“On est dans le vrai mal”, rapporte une assistante maternelle avant la grève

Nadia manifestera ce jeudi 6 octobre dans les rues de Toulouse. Elle est assistante maternelle depuis 2008 dans une crèche publique d’une commune située dans un quartier important. La jeune femme dévoile son problème, partage son inquiétude face à une entreprise en danger et un personnel à bout de souffle.

Mon travail, c’est d’être prêtre, dit Nadia, la voix cassant un peu à la pensée et surtout de faire connaître son ministère. Un travail dans l’inconnu et un ouvrier à bout de souffle, dans les entreprises et locaux infirmiers de la ville rouge. La situation semble intenable en raison du manque constant de main-d’œuvre.

J’aime mon métier, je continuerai à travailler dans ce domaine aussi longtemps que je le pourrai, mais j’avoue que parfois je me pose des questions, faire autre chose… Je veux être utile à la communauté par mon travail, en famille qui nous a donné leur enfant, mais notre métier est inconnu et méconnu.

Nadia frappera ce vendredi 6 octobre. La déclaration du ministre n’a pas été prise fin juillet. Pour résoudre la pénurie de main-d’œuvre, le gouvernement propose à toute personne diplômée de la petite enfance, de travailler comme assistante maternelle ou assistante maternelle. Pour une jeune femme ce n’est pas acceptable :

« Je veux dire, tout le monde peut s’occuper des enfants à ce moment-là ! Ce n’est pas possible, ce n’est pas bien, je peux être ministre alors !“, s’agace Nadia.

On nous demande de sortir de l’école, de réfléchir à notre travail, et il y a beaucoup de choses à faire pour les enfants de ce quartier sur lequel je travaille, mais ici nous vendons notre travail, quatre !

L’entreprise fait face à une pénurie de main-d’œuvre. Les salaires sont bas et l’industrie n’a pas besoin d’attirer la jeune génération. Après 14 ans de travail dans cette crèche, Nadia était payée 1650 euros nets par mois.

En plus des bas salaires, les jeunes femmes détestent la robotisation du travail causée par le manque de main-d’œuvre. Le nombre de congés maladie augmente et les absences ne sont pas couvertes. Les salariés sont également concernés.

“On se voit en train de bricoler. On ne refait pas notre travail. On choisit ce travail parce qu’on s’intéresse au monde de l’enfance, à l’éveil des enfants, à les accompagner dans leurs apprentissages. Pour qu’on fasse correctement nos métiers, on est comme des robots !”

“On s’occupe de l’accueil, on s’occupe d’eux, on les fait manger, dormir, mais tout notre travail avec les enfants qu’on aime, on ne le fera plus.
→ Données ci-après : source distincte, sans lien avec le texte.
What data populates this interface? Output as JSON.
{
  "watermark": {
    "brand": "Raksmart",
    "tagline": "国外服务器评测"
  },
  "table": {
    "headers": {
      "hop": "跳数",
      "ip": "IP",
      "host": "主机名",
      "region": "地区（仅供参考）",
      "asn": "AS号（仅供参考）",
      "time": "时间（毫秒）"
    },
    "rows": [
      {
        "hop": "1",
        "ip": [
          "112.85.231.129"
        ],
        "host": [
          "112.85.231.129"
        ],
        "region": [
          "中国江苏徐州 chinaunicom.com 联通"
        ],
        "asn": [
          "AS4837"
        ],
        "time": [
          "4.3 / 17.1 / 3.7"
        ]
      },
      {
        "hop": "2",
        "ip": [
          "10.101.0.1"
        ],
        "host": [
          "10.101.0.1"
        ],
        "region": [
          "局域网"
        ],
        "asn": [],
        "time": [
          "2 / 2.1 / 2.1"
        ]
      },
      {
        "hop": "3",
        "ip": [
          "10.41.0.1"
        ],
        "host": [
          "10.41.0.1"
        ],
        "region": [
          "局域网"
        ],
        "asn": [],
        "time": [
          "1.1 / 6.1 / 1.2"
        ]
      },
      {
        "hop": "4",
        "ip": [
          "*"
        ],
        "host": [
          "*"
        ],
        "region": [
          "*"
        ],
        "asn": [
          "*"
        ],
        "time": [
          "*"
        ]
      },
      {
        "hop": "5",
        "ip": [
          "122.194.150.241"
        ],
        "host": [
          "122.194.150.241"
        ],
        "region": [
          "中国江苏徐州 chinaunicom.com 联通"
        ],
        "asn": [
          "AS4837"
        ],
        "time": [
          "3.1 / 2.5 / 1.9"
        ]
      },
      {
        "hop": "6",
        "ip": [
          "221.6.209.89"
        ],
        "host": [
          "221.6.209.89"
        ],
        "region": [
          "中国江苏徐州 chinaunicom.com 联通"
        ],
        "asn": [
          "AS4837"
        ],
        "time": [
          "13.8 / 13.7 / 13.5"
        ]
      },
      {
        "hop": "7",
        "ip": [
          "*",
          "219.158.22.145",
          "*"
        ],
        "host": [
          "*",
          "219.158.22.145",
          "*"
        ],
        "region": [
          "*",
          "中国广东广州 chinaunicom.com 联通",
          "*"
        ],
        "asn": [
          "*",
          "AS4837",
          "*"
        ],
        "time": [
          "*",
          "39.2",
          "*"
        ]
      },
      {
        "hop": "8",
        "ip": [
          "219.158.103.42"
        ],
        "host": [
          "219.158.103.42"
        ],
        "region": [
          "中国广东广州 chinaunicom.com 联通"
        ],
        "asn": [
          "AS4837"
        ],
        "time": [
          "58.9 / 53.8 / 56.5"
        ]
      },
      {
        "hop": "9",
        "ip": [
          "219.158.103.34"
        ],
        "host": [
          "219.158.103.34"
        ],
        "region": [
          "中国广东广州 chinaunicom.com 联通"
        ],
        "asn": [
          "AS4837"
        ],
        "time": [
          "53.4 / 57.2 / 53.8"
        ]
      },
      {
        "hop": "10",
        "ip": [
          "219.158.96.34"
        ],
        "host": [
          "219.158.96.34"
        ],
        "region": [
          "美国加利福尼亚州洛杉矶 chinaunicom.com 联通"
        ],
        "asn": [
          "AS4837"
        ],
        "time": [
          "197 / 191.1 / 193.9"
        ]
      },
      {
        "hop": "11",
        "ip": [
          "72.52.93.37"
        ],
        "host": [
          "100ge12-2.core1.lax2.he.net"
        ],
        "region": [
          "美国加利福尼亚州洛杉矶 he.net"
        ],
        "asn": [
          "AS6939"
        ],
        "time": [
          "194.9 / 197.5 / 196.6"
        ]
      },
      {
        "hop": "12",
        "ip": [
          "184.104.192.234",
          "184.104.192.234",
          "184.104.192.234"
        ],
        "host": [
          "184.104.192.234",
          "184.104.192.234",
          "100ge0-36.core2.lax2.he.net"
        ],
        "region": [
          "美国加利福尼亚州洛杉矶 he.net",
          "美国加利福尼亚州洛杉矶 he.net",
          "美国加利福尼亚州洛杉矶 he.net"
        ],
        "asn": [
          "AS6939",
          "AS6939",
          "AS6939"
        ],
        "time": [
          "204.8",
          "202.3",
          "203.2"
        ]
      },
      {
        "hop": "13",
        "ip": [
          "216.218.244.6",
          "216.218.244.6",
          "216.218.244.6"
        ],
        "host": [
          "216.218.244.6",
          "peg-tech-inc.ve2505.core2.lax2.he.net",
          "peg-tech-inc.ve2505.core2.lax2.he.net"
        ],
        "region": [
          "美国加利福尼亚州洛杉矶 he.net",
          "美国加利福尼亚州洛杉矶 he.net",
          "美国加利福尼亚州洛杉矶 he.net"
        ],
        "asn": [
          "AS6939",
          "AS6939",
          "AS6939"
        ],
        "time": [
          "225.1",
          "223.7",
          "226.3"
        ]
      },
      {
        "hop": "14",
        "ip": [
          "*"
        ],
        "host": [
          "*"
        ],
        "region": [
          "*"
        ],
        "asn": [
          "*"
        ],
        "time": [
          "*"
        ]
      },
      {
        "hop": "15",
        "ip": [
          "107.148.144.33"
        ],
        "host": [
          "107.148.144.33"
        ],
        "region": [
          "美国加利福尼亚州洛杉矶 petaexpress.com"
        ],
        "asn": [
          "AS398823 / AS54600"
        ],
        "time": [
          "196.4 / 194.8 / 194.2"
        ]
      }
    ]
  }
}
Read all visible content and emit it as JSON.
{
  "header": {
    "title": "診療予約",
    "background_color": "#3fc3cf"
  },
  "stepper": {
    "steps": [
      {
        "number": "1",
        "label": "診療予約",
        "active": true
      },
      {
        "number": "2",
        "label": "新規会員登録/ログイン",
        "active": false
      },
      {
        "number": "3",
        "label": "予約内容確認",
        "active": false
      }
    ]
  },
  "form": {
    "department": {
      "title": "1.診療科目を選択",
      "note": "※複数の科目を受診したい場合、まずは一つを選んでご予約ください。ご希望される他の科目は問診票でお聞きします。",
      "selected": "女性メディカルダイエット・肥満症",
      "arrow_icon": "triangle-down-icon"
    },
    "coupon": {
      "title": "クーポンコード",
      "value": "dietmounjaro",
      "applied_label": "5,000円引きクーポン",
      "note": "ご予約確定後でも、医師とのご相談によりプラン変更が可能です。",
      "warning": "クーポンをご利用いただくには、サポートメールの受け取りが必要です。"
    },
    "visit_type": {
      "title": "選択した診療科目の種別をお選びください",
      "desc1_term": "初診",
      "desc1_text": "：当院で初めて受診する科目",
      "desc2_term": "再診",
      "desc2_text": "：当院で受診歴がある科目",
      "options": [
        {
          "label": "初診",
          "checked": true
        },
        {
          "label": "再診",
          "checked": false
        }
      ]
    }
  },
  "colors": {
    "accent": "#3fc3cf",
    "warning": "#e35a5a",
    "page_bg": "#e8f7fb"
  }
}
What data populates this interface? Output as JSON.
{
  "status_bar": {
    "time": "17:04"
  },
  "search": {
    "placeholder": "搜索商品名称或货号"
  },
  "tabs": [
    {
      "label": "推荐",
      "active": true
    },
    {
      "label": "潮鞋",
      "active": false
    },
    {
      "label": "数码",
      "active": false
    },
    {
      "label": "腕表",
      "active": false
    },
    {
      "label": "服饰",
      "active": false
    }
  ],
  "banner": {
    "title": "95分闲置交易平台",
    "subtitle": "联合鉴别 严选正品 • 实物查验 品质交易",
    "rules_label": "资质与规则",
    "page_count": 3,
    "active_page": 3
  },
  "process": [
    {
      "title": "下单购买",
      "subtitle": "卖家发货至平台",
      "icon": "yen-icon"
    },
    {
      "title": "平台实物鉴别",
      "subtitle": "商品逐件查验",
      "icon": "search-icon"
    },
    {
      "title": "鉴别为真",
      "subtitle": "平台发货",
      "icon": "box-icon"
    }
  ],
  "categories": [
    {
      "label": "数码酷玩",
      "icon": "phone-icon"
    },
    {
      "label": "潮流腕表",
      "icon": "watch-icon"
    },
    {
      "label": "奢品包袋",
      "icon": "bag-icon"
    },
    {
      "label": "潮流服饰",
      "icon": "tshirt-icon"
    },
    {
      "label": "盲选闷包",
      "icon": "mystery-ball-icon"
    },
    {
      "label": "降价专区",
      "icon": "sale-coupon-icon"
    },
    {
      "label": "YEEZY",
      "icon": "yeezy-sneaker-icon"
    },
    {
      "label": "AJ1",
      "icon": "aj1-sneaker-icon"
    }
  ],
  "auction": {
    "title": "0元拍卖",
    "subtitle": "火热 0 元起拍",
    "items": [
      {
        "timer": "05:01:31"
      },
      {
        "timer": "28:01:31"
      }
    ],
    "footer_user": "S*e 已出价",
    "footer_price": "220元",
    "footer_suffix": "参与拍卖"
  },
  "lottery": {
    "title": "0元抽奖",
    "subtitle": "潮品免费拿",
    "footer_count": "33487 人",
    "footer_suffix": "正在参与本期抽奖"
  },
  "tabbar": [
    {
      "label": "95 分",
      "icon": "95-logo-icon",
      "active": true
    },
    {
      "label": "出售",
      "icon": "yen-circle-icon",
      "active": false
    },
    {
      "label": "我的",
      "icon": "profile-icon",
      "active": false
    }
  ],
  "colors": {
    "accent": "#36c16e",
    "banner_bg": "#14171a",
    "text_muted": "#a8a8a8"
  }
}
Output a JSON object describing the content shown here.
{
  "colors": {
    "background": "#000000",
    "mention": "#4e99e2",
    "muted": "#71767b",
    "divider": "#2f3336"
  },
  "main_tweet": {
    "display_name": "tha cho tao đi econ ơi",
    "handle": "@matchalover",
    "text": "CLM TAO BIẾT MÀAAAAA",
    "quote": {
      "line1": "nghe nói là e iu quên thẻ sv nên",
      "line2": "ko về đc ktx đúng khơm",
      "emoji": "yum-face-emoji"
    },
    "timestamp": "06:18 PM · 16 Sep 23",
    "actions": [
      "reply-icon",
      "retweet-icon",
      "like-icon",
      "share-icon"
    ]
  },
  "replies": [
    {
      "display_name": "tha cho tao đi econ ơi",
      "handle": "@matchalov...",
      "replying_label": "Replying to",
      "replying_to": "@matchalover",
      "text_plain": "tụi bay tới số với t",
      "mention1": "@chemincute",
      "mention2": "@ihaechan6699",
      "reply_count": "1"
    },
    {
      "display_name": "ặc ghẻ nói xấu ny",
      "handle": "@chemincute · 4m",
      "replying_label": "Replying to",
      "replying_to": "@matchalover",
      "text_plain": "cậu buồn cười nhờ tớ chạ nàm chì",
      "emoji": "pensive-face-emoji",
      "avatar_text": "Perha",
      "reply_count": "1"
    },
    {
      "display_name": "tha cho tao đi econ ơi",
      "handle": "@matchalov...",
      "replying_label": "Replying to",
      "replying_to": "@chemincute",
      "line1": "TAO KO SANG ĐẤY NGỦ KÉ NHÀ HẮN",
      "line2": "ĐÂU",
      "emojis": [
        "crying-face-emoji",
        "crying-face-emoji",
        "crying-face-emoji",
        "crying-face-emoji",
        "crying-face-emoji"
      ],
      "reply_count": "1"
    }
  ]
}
Non. On est dans la peine appropriée”.

La solidarité entre entrepreneurs semble très forte mais le personnel est à bout de souffle :

Il y a beaucoup de congés de maladie, mais avec mes collègues d’autres églises, nous tenons parce que notre principal intérêt est les enfants. C’est intéressant avant que la digue ne cède pour que tout le monde connaisse la situation et ait les résultats.

A Toulouse, il n’existe que deux écoles de formation où 90 assistantes maternelles sont diplômées chaque année. “Pas assez”, Nadia a répondu

Nous sommes dans la même situation que les maisons de repos. Après l’augmentation de la natalité en France, le gouvernement encourage la création de résidences privées. Ce dernier couvre toutes les aides provenant des écoles.

“On veut garder la fonction publique, j’y crois. Avec une augmentation de salaire on peut attirer plus de jeunes femmes dans notre métier”.

Appel à rendez-vous ce vendredi 6 octobre

Fatigue, manque de personnel et de moyens, ces mots sont le mal quotidien que déplorent les autorités de l’enfance toulousaine. Le groupe “Pas de bébés à la consigne”, parrainé par le groupement Collectivités Sud et la CGT, apprend la maladie des ouvriers d’une entreprise peu connue et non rentable. Selon les syndicats, les maisons fonctionnent de manière dégradante, disent-ils, nuisant aux enfants.

A Toulouse, les représentants d’infirmières et d’associations se sont déplacés le 13 septembre. Dans le cadre de la journée nationale du débat de ce vendredi 6 octobre, le groupe “Pas de bébés à la consigne” a appelé à des manifestations dans les rues de Toulouse. Le départ est prévu Place Arnaud Bernard à 10h00.